Времеубежище - Господинов Георги
— Послушай… — пытаюсь я его прервать.
— Подожди-ка, — говорит вдруг К. — Разве ты не был среди тех, кто хотел создать музей госбезопасности? Именно здесь, в подземелье… И где ваш музей?
— Нашу идею одобрили, мы на пятидесяти страницах подробно изложили, что и как надо сделать. Появились восторженные статьи в газетах… И всё. Сначала рассказывали, будто негде. Вот был бы мавзолей, сделали бы там, но теперь бла-бла-бла… Вдруг в Софии не оказалось места. И тогда мы вспомнили о подземелье на Московской. Ты знаешь, какое там эхо?

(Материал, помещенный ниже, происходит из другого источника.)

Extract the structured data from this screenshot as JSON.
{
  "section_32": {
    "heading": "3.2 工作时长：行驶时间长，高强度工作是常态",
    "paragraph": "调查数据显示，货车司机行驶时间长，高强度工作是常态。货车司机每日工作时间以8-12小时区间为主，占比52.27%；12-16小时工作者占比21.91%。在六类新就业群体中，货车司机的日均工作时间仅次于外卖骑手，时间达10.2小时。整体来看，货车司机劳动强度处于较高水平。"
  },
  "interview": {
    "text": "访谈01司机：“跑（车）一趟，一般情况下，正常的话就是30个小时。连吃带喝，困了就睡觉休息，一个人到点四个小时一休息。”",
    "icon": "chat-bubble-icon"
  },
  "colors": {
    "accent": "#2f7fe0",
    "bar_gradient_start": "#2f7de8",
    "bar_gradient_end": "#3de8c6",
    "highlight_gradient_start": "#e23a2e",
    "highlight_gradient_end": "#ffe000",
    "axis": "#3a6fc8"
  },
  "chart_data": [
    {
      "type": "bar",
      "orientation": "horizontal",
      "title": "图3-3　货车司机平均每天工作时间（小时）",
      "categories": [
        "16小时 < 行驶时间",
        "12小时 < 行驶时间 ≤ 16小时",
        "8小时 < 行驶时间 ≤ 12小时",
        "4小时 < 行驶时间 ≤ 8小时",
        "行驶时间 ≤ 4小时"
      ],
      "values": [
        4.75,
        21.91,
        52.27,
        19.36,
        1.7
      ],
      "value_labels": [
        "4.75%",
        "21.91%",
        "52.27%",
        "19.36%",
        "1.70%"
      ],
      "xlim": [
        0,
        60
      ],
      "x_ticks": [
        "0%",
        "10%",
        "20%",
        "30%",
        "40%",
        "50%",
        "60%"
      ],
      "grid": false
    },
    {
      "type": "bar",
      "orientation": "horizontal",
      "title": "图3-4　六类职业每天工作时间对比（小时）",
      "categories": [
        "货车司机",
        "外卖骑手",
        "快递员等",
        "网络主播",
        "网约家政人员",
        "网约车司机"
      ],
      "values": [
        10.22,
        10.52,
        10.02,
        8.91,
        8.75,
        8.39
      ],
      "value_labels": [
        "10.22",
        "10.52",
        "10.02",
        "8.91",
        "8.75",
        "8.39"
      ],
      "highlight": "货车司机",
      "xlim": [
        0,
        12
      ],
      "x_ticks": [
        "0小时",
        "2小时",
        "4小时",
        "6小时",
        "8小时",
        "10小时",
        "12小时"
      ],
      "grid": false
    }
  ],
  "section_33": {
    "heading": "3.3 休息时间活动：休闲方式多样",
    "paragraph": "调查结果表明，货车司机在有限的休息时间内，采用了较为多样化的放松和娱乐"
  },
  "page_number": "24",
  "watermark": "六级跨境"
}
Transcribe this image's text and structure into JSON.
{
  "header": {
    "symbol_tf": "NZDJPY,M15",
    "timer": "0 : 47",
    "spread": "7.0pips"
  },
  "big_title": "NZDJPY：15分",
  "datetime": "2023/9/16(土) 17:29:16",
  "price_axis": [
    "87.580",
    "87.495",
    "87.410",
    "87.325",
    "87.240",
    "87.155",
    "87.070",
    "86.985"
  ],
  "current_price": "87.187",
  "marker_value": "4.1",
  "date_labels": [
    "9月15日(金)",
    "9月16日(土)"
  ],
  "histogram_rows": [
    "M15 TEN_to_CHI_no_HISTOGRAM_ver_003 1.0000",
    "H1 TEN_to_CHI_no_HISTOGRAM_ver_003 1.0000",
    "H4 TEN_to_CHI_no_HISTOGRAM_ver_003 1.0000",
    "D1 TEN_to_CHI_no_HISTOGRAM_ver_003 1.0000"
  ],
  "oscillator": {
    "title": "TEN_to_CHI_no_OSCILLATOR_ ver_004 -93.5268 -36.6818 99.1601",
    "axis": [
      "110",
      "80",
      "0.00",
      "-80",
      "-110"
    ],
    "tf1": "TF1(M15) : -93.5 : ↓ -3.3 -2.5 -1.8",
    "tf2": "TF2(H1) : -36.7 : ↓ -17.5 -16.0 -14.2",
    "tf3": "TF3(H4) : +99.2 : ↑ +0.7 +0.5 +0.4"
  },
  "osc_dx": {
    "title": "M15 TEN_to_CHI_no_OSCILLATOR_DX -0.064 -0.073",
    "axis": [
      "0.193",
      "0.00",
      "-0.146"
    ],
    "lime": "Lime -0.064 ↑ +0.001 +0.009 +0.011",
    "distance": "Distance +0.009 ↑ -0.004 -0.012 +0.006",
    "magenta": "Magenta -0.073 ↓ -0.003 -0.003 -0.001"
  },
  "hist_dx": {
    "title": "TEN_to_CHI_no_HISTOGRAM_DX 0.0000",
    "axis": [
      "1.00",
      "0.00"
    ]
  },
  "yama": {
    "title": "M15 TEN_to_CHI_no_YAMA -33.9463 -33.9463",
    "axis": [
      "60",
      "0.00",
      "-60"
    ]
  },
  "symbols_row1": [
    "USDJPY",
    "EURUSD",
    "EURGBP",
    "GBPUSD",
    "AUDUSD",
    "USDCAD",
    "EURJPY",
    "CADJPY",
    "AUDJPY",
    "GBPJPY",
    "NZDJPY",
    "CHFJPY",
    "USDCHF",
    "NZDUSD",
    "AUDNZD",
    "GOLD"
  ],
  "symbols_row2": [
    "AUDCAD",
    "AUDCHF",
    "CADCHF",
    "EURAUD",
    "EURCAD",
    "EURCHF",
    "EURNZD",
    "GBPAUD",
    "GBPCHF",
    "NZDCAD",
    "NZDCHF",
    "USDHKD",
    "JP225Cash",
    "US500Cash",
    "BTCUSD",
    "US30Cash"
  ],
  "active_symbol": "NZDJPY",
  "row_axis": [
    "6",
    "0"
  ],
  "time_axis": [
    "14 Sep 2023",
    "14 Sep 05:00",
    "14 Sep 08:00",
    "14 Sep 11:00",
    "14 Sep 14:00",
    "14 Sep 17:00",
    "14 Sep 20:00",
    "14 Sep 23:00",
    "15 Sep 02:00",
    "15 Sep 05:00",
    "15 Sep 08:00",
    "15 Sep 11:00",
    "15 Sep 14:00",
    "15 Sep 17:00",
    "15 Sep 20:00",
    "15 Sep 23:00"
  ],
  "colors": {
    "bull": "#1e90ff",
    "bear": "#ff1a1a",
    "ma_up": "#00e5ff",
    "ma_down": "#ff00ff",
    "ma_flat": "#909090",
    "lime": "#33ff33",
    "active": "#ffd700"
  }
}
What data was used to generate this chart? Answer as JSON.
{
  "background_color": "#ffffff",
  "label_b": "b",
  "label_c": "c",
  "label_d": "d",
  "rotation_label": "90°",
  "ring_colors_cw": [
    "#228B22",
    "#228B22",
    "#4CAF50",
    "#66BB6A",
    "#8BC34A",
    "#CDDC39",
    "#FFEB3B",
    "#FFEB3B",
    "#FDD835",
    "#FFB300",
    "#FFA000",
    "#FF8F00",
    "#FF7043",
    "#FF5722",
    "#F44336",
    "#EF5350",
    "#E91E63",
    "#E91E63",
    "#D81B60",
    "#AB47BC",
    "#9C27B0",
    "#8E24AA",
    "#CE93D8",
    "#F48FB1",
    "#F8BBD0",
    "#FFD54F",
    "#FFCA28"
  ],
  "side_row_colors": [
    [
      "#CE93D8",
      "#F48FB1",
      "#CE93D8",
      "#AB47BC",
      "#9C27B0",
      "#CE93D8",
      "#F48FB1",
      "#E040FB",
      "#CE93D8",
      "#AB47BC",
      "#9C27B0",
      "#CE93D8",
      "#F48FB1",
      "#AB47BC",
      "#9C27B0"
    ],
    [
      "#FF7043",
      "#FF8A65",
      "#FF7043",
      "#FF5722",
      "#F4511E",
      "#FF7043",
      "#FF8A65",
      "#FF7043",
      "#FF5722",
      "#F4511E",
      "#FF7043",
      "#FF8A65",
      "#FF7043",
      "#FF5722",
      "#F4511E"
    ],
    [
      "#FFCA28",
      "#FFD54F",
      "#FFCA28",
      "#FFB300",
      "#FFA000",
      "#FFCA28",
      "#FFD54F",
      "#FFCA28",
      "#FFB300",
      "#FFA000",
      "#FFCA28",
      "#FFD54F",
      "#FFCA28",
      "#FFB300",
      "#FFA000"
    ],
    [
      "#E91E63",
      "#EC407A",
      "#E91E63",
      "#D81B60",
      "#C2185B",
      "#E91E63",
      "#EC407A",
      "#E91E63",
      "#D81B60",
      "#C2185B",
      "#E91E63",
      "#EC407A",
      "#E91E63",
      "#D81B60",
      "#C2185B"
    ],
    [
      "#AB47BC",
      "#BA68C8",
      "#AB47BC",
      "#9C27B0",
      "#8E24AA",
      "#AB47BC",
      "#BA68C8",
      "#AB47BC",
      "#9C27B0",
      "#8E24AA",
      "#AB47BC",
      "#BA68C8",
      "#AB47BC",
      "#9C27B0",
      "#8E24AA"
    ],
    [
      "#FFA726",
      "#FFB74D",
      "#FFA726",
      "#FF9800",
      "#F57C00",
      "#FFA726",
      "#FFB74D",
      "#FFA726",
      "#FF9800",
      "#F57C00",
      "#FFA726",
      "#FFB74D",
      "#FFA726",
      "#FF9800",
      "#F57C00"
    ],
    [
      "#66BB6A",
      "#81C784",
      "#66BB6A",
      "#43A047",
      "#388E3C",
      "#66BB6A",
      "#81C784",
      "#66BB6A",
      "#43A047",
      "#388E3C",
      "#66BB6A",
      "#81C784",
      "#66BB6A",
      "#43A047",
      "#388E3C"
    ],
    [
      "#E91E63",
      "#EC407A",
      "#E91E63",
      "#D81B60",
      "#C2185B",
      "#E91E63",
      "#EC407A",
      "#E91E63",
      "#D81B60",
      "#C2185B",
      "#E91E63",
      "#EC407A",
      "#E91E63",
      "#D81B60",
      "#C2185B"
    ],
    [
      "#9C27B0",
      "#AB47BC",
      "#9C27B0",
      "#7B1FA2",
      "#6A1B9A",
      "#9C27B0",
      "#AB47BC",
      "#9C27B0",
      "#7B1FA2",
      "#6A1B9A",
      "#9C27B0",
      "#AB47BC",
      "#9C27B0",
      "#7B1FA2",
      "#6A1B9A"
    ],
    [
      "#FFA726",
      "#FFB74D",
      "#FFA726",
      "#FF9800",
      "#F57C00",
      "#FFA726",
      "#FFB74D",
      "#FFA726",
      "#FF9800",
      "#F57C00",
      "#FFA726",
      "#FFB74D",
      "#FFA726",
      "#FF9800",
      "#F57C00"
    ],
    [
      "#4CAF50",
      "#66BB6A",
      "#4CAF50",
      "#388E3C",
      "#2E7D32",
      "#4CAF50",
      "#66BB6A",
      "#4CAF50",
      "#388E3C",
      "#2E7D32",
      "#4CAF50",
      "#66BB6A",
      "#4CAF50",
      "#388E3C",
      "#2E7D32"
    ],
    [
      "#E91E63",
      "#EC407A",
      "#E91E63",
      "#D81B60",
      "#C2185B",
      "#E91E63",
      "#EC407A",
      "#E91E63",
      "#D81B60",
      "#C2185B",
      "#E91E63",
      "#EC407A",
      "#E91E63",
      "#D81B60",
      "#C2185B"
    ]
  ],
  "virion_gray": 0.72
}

Сохранилась какая-то акустическая память, ведь столько людей прошло через это подземелье, столько кричало. И вроде уже все было на мази, но вдруг застопорилось, а потом все ушли в сторону, вроде как сейчас не время, не надо разделять народ… Одним словом, ничего. Нельзя сделать музей чего-то, что еще живо.
Некоторое время мы молчим. Столики постепенно пустеют, становится прохладно. Потом К. продолжает. Говорит о том, что людям надоели партии, глобализация и политкорректность…
— И чем им не нравится глобализация? — спрашиваю я. — И о какой политкорректности ты говоришь здесь, где тебя запросто могут обматерить, это им как поздороваться.
— Видишь ли, — К. не любит, чтобы его прерывали, — несправедливость во всем, и люди это чувствуют. А мы отошли в сторону, и никто не хочет рисковать и говорить о наболевшем.
— Именно что рисковать, — отвечаю я. — Точнее и не скажешь. Но ты говоришь как человек, который готов помочь слабому. Но ведь слабые — мы с тобой, пойми же, наконец. Все переменилось. И бритоголовым плевать на то, что какие-то там очкарики снизошли до беседы с ними.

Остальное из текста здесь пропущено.